Based on my own experience outside of academia, the problem right now is that all of the reasons you've stated are negative against your current situation; you haven't said anything positive about why you want a job as an analyst (or whatever other job you might seek out), just that you don't want to continue in your current position.
I've found the best results come from flipping around what you don't want, and using it to be clear - both to yourself and to people you want to work with - what you do want, and thus why you are a good fit for the position.
Let's say you have the personal position, "my research is meaningless, it will be of no practical use to anyone ever" (a version of cynicism about your research - adjust to suit your real feelings). You can flip this around to stating a positive: you want to use the skills and knowledge you've gained to be of practical value to business. You thought academia was the way to do that when you were [an undergrad, changing fields, your story goes here], but now that you've begun to explore opportunities in industry, there are ways of contributing that are a better fit for you.
In terms of burnout, I don't know how to package that in a good way, because it is just as big of an occurrence outside academia as within it. Setting limits, building a balanced life, and ensuring regular rest and rejuvenation is not something that is automatic anywhere. Some companies tell a good story about how it is important to them, but for most places its a marketing line. There is always someone willing to take advantage of anyone that doesn't have strong personal boundaries and a willingness to say no. However, there are many businesses where the "norm" is a healthy schedule, so you may prefer that to a place where everyone is stressed to the max all the time. You can tacitly inquire about "work-life balance", or what the "typical work week and schedule is like" in that department.
As scaahu suggested, it is usually OK to just come out and say that you are looking for better pay. You can choose to give a reason, such as wanting to contribute to help family members who are having a rough time (or ill, etc), but everyone knows graduate students have to live pretty thin compared to full-time professional employment in industries like finance or tech, so you usually don't need to. People in such industries are often quite proud of their pay, so they don't really blame people for wanting in; however, this is in no way establishing a very good fit for a position, because of course you want more money.
In summary, you need to come up with a compelling - and short - story to tell about how you are a good fit for the position you are seeking. Then, with a positive way of saying what you want, leaving your current position is just a question of seeking a better fit. Talk about how you are running towards something you want - not running away from something you don't want - and most importantly, how you can be of value in the new position.

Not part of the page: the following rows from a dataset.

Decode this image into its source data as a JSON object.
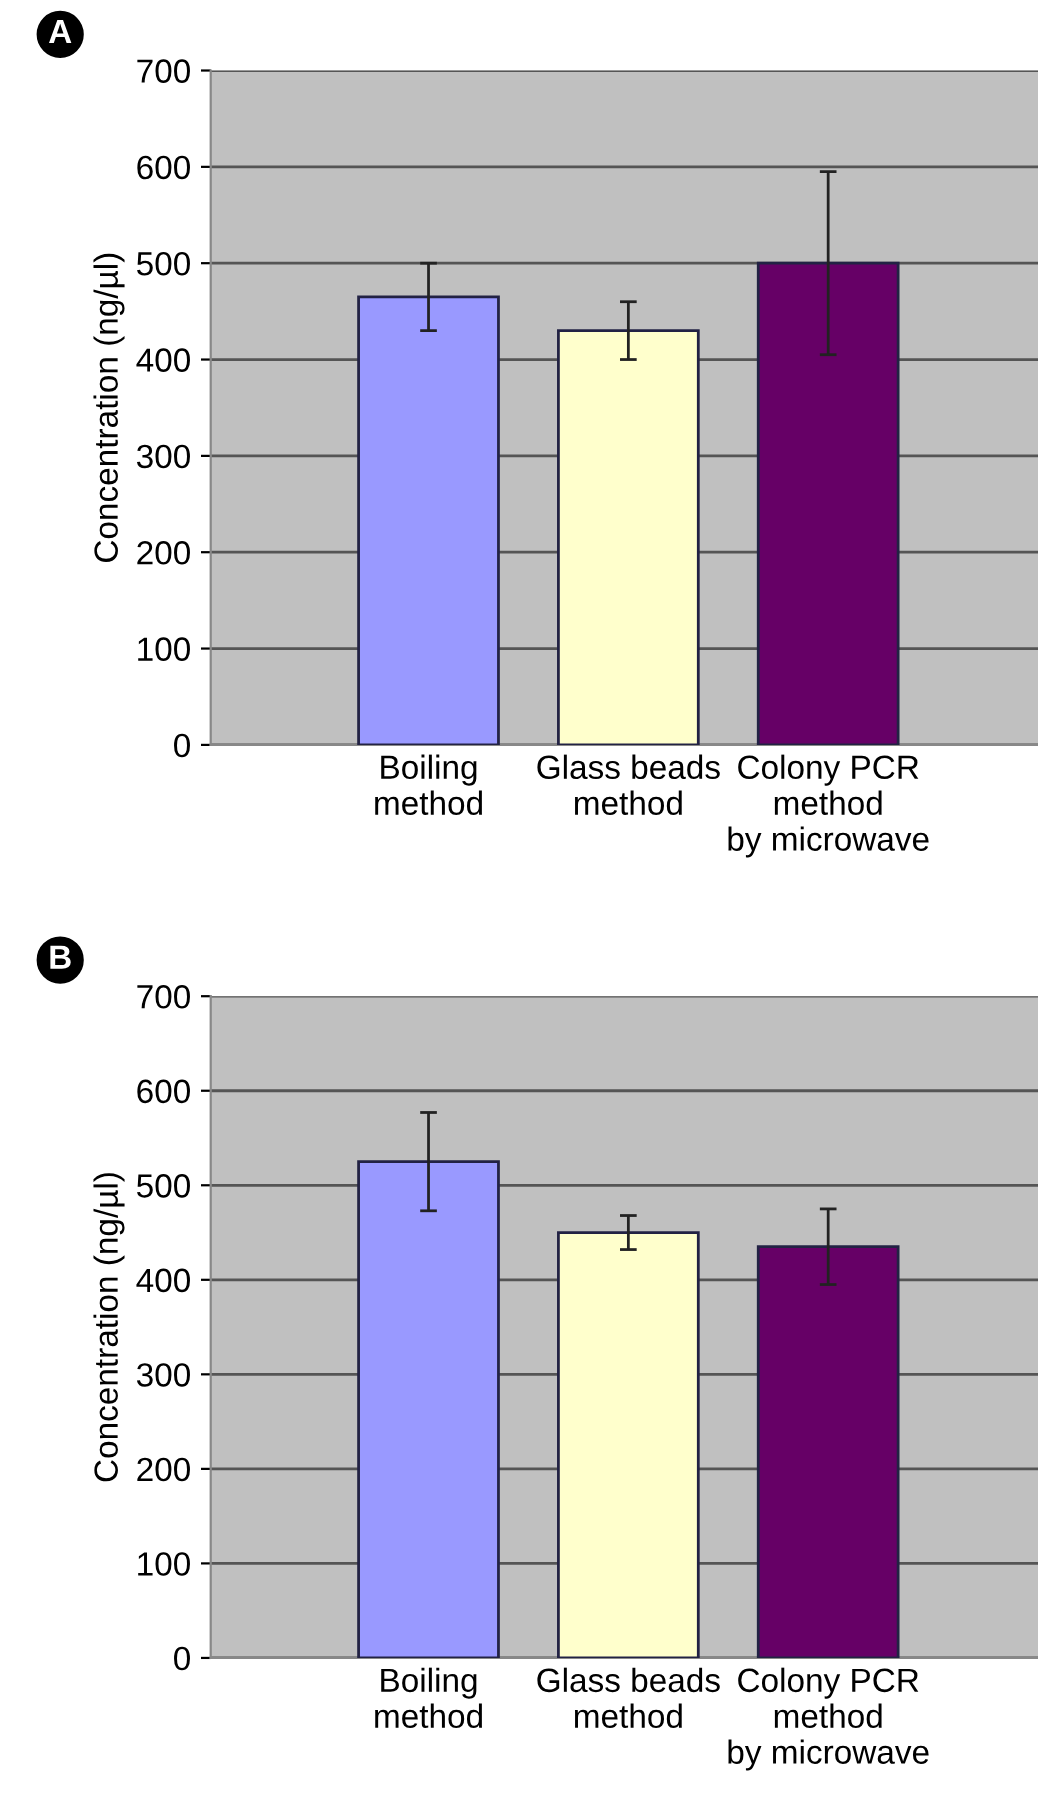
{
  "chart_data": [
    {
      "type": "bar",
      "annotations": [
        "A"
      ],
      "ylabel": "Concentration (ng/µl)",
      "categories": [
        "Boiling\nmethod",
        "Glass beads\nmethod",
        "Colony PCR\nmethod\nby microwave"
      ],
      "values": [
        465,
        430,
        500
      ],
      "errors": [
        35,
        30,
        95
      ],
      "colors": [
        "#9999ff",
        "#ffffcc",
        "#660066"
      ],
      "ylim": [
        0,
        700
      ],
      "yticks": [
        0,
        100,
        200,
        300,
        400,
        500,
        600,
        700
      ],
      "grid": "y",
      "legend": false
    },
    {
      "type": "bar",
      "annotations": [
        "B"
      ],
      "ylabel": "Concentration (ng/µl)",
      "categories": [
        "Boiling\nmethod",
        "Glass beads\nmethod",
        "Colony PCR\nmethod\nby microwave"
      ],
      "values": [
        525,
        450,
        435
      ],
      "errors": [
        52,
        18,
        40
      ],
      "colors": [
        "#9999ff",
        "#ffffcc",
        "#660066"
      ],
      "ylim": [
        0,
        700
      ],
      "yticks": [
        0,
        100,
        200,
        300,
        400,
        500,
        600,
        700
      ],
      "grid": "y",
      "legend": false
    }
  ]
}
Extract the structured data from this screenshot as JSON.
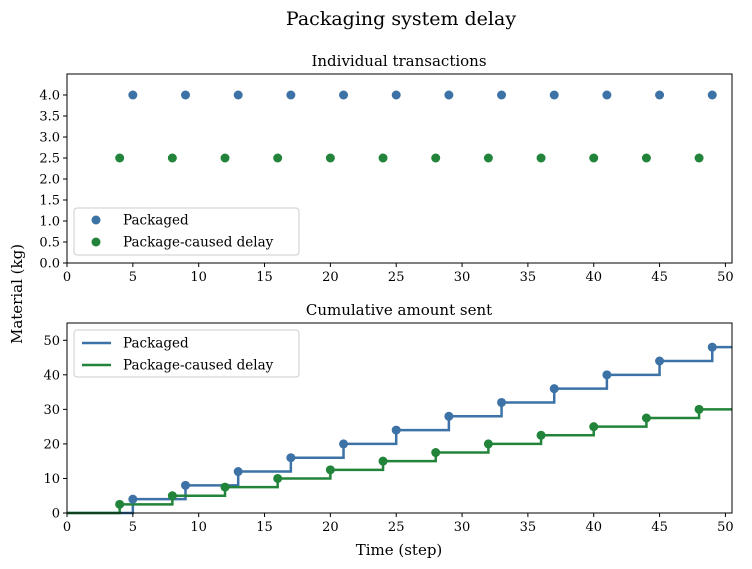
{
  "figure": {
    "title": "Packaging system delay",
    "ylabel": "Material (kg)",
    "xlabel": "Time (step)"
  },
  "colors": {
    "packaged": "#3c72a6",
    "delay": "#22843a"
  },
  "chart_data": [
    {
      "type": "scatter",
      "title": "Individual transactions",
      "xlim": [
        0,
        50.5
      ],
      "ylim": [
        0,
        4.5
      ],
      "x_ticks": [
        0,
        5,
        10,
        15,
        20,
        25,
        30,
        35,
        40,
        45,
        50
      ],
      "y_ticks": [
        0.0,
        0.5,
        1.0,
        1.5,
        2.0,
        2.5,
        3.0,
        3.5,
        4.0
      ],
      "y_tick_labels": [
        "0.0",
        "0.5",
        "1.0",
        "1.5",
        "2.0",
        "2.5",
        "3.0",
        "3.5",
        "4.0"
      ],
      "legend_location": "lower-left",
      "series": [
        {
          "name": "Packaged",
          "color": "#3c72a6",
          "x": [
            5,
            9,
            13,
            17,
            21,
            25,
            29,
            33,
            37,
            41,
            45,
            49
          ],
          "y": [
            4,
            4,
            4,
            4,
            4,
            4,
            4,
            4,
            4,
            4,
            4,
            4
          ]
        },
        {
          "name": "Package-caused delay",
          "color": "#22843a",
          "x": [
            4,
            8,
            12,
            16,
            20,
            24,
            28,
            32,
            36,
            40,
            44,
            48
          ],
          "y": [
            2.5,
            2.5,
            2.5,
            2.5,
            2.5,
            2.5,
            2.5,
            2.5,
            2.5,
            2.5,
            2.5,
            2.5
          ]
        }
      ]
    },
    {
      "type": "line",
      "step": "post",
      "title": "Cumulative amount sent",
      "xlim": [
        0,
        50.5
      ],
      "ylim": [
        0,
        55
      ],
      "x_ticks": [
        0,
        5,
        10,
        15,
        20,
        25,
        30,
        35,
        40,
        45,
        50
      ],
      "y_ticks": [
        0,
        10,
        20,
        30,
        40,
        50
      ],
      "y_tick_labels": [
        "0",
        "10",
        "20",
        "30",
        "40",
        "50"
      ],
      "legend_location": "upper-left",
      "series": [
        {
          "name": "Packaged",
          "color": "#3c72a6",
          "x": [
            5,
            9,
            13,
            17,
            21,
            25,
            29,
            33,
            37,
            41,
            45,
            49
          ],
          "y": [
            4,
            8,
            12,
            16,
            20,
            24,
            28,
            32,
            36,
            40,
            44,
            48
          ]
        },
        {
          "name": "Package-caused delay",
          "color": "#22843a",
          "x": [
            4,
            8,
            12,
            16,
            20,
            24,
            28,
            32,
            36,
            40,
            44,
            48
          ],
          "y": [
            2.5,
            5,
            7.5,
            10,
            12.5,
            15,
            17.5,
            20,
            22.5,
            25,
            27.5,
            30
          ]
        }
      ]
    }
  ]
}
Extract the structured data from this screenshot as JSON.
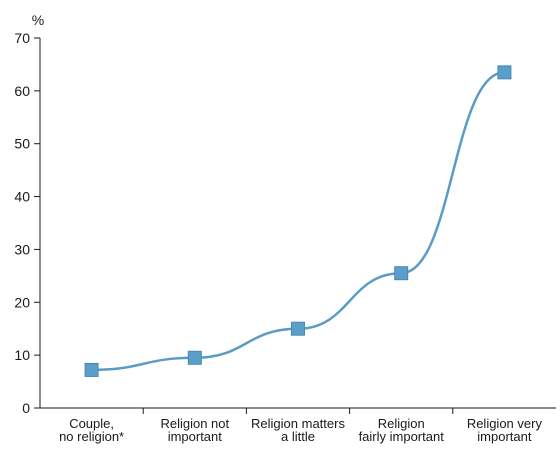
{
  "chart_data": {
    "type": "line",
    "unit_label": "%",
    "categories": [
      [
        "Couple,",
        "no religion*"
      ],
      [
        "Religion not",
        "important"
      ],
      [
        "Religion matters",
        "a little"
      ],
      [
        "Religion",
        "fairly important"
      ],
      [
        "Religion very",
        "important"
      ]
    ],
    "values": [
      7.2,
      9.5,
      15.0,
      25.5,
      63.5
    ],
    "ylim": [
      0,
      70
    ],
    "yticks": [
      0,
      10,
      20,
      30,
      40,
      50,
      60,
      70
    ],
    "grid": false,
    "legend": "none",
    "colors": {
      "line": "#5b9bc4",
      "marker": "#5a9fc9",
      "axis": "#1a1a1a"
    }
  }
}
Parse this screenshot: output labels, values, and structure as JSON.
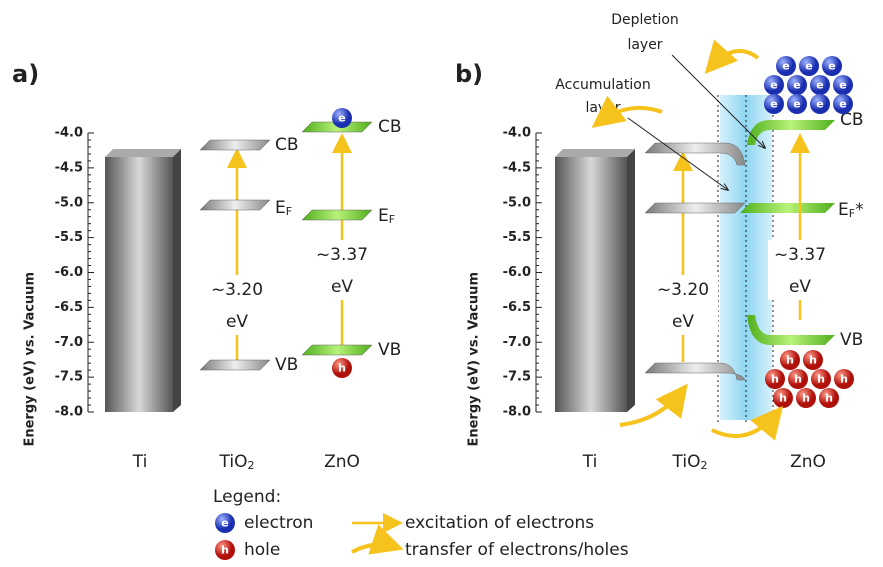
{
  "panel_a": {
    "label": "a)",
    "y_axis_title": "Energy (eV) vs. Vacuum",
    "yticks": [
      "-4.0",
      "-4.5",
      "-5.0",
      "-5.5",
      "-6.0",
      "-6.5",
      "-7.0",
      "-7.5",
      "-8.0"
    ],
    "materials": [
      "Ti",
      {
        "main": "TiO",
        "sub": "2"
      },
      "ZnO"
    ],
    "tio2": {
      "cb": "CB",
      "ef": {
        "main": "E",
        "sub": "F"
      },
      "vb": "VB",
      "gap": "~3.20",
      "gap_unit": "eV"
    },
    "zno": {
      "cb": "CB",
      "ef": {
        "main": "E",
        "sub": "F"
      },
      "vb": "VB",
      "gap": "~3.37",
      "gap_unit": "eV"
    }
  },
  "panel_b": {
    "label": "b)",
    "y_axis_title": "Energy (eV) vs. Vacuum",
    "yticks": [
      "-4.0",
      "-4.5",
      "-5.0",
      "-5.5",
      "-6.0",
      "-6.5",
      "-7.0",
      "-7.5",
      "-8.0"
    ],
    "materials": [
      "Ti",
      {
        "main": "TiO",
        "sub": "2"
      },
      "ZnO"
    ],
    "tio2": {
      "gap": "~3.20",
      "gap_unit": "eV"
    },
    "zno": {
      "cb": "CB",
      "ef": {
        "main": "E",
        "sub": "F",
        "suffix": "*"
      },
      "vb": "VB",
      "gap": "~3.37",
      "gap_unit": "eV"
    },
    "depletion": [
      "Depletion",
      "layer"
    ],
    "accumulation": [
      "Accumulation",
      "layer"
    ]
  },
  "legend": {
    "title": "Legend:",
    "electron_symbol": "e",
    "electron": "electron",
    "hole_symbol": "h",
    "hole": "hole",
    "excitation": "excitation of electrons",
    "transfer": "transfer of electrons/holes"
  }
}
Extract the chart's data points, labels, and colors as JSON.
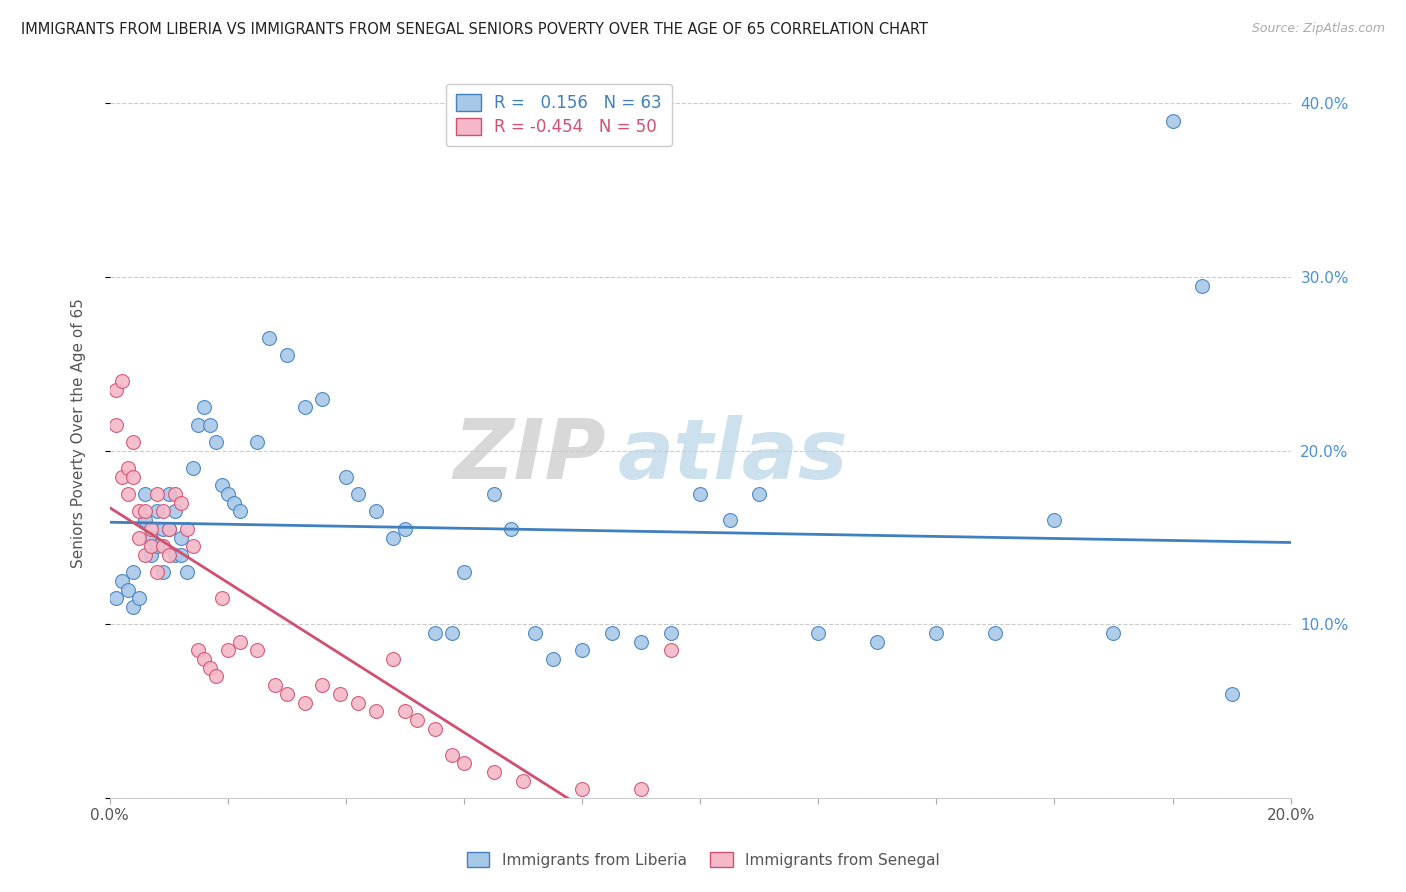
{
  "title": "IMMIGRANTS FROM LIBERIA VS IMMIGRANTS FROM SENEGAL SENIORS POVERTY OVER THE AGE OF 65 CORRELATION CHART",
  "source": "Source: ZipAtlas.com",
  "ylabel": "Seniors Poverty Over the Age of 65",
  "xlim": [
    0.0,
    0.2
  ],
  "ylim": [
    0.0,
    0.42
  ],
  "liberia_color": "#a8c8e8",
  "senegal_color": "#f4b8c8",
  "liberia_R": 0.156,
  "liberia_N": 63,
  "senegal_R": -0.454,
  "senegal_N": 50,
  "liberia_line_color": "#4080c0",
  "senegal_line_color": "#d05070",
  "watermark_zip": "ZIP",
  "watermark_atlas": "atlas",
  "background_color": "#ffffff",
  "grid_color": "#cccccc",
  "liberia_x": [
    0.001,
    0.002,
    0.003,
    0.004,
    0.004,
    0.005,
    0.006,
    0.006,
    0.007,
    0.007,
    0.008,
    0.008,
    0.009,
    0.009,
    0.01,
    0.01,
    0.011,
    0.011,
    0.012,
    0.012,
    0.013,
    0.014,
    0.015,
    0.016,
    0.017,
    0.018,
    0.019,
    0.02,
    0.021,
    0.022,
    0.025,
    0.027,
    0.03,
    0.033,
    0.036,
    0.04,
    0.042,
    0.045,
    0.048,
    0.05,
    0.055,
    0.058,
    0.06,
    0.065,
    0.068,
    0.072,
    0.075,
    0.08,
    0.085,
    0.09,
    0.095,
    0.1,
    0.105,
    0.11,
    0.12,
    0.13,
    0.14,
    0.15,
    0.16,
    0.17,
    0.18,
    0.185,
    0.19
  ],
  "liberia_y": [
    0.115,
    0.125,
    0.12,
    0.13,
    0.11,
    0.115,
    0.175,
    0.16,
    0.15,
    0.14,
    0.145,
    0.165,
    0.13,
    0.155,
    0.175,
    0.155,
    0.14,
    0.165,
    0.15,
    0.14,
    0.13,
    0.19,
    0.215,
    0.225,
    0.215,
    0.205,
    0.18,
    0.175,
    0.17,
    0.165,
    0.205,
    0.265,
    0.255,
    0.225,
    0.23,
    0.185,
    0.175,
    0.165,
    0.15,
    0.155,
    0.095,
    0.095,
    0.13,
    0.175,
    0.155,
    0.095,
    0.08,
    0.085,
    0.095,
    0.09,
    0.095,
    0.175,
    0.16,
    0.175,
    0.095,
    0.09,
    0.095,
    0.095,
    0.16,
    0.095,
    0.39,
    0.295,
    0.06
  ],
  "senegal_x": [
    0.001,
    0.001,
    0.002,
    0.002,
    0.003,
    0.003,
    0.004,
    0.004,
    0.005,
    0.005,
    0.006,
    0.006,
    0.007,
    0.007,
    0.008,
    0.008,
    0.009,
    0.009,
    0.01,
    0.01,
    0.011,
    0.012,
    0.013,
    0.014,
    0.015,
    0.016,
    0.017,
    0.018,
    0.019,
    0.02,
    0.022,
    0.025,
    0.028,
    0.03,
    0.033,
    0.036,
    0.039,
    0.042,
    0.045,
    0.048,
    0.05,
    0.052,
    0.055,
    0.058,
    0.06,
    0.065,
    0.07,
    0.08,
    0.09,
    0.095
  ],
  "senegal_y": [
    0.235,
    0.215,
    0.24,
    0.185,
    0.19,
    0.175,
    0.205,
    0.185,
    0.165,
    0.15,
    0.14,
    0.165,
    0.155,
    0.145,
    0.175,
    0.13,
    0.165,
    0.145,
    0.155,
    0.14,
    0.175,
    0.17,
    0.155,
    0.145,
    0.085,
    0.08,
    0.075,
    0.07,
    0.115,
    0.085,
    0.09,
    0.085,
    0.065,
    0.06,
    0.055,
    0.065,
    0.06,
    0.055,
    0.05,
    0.08,
    0.05,
    0.045,
    0.04,
    0.025,
    0.02,
    0.015,
    0.01,
    0.005,
    0.005,
    0.085
  ]
}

For the final question of whether or not to put it in the cover letter, there is no universal answer for this. If you put it in a positive way that talks about how you are interested in moving from your current position into the new position, that's usually OK, as it makes it clear you are planning to side-line or drop the PhD program. Some advocate for just saying only how you are qualified and potentially valuable to the company, and leave all questions about why you want to transition and what you are going to do about your current job/program for the interview. You can do either. If you find it easier to describe - one approximately 1 sentence, maybe 2 at most - a positive way to say how you are planning to leave your current position and dedicate yourself full-time to the job, then go for it. Have others read it and if it comes off in the least bit defensive or negative, cut it and practice your in-person delivery.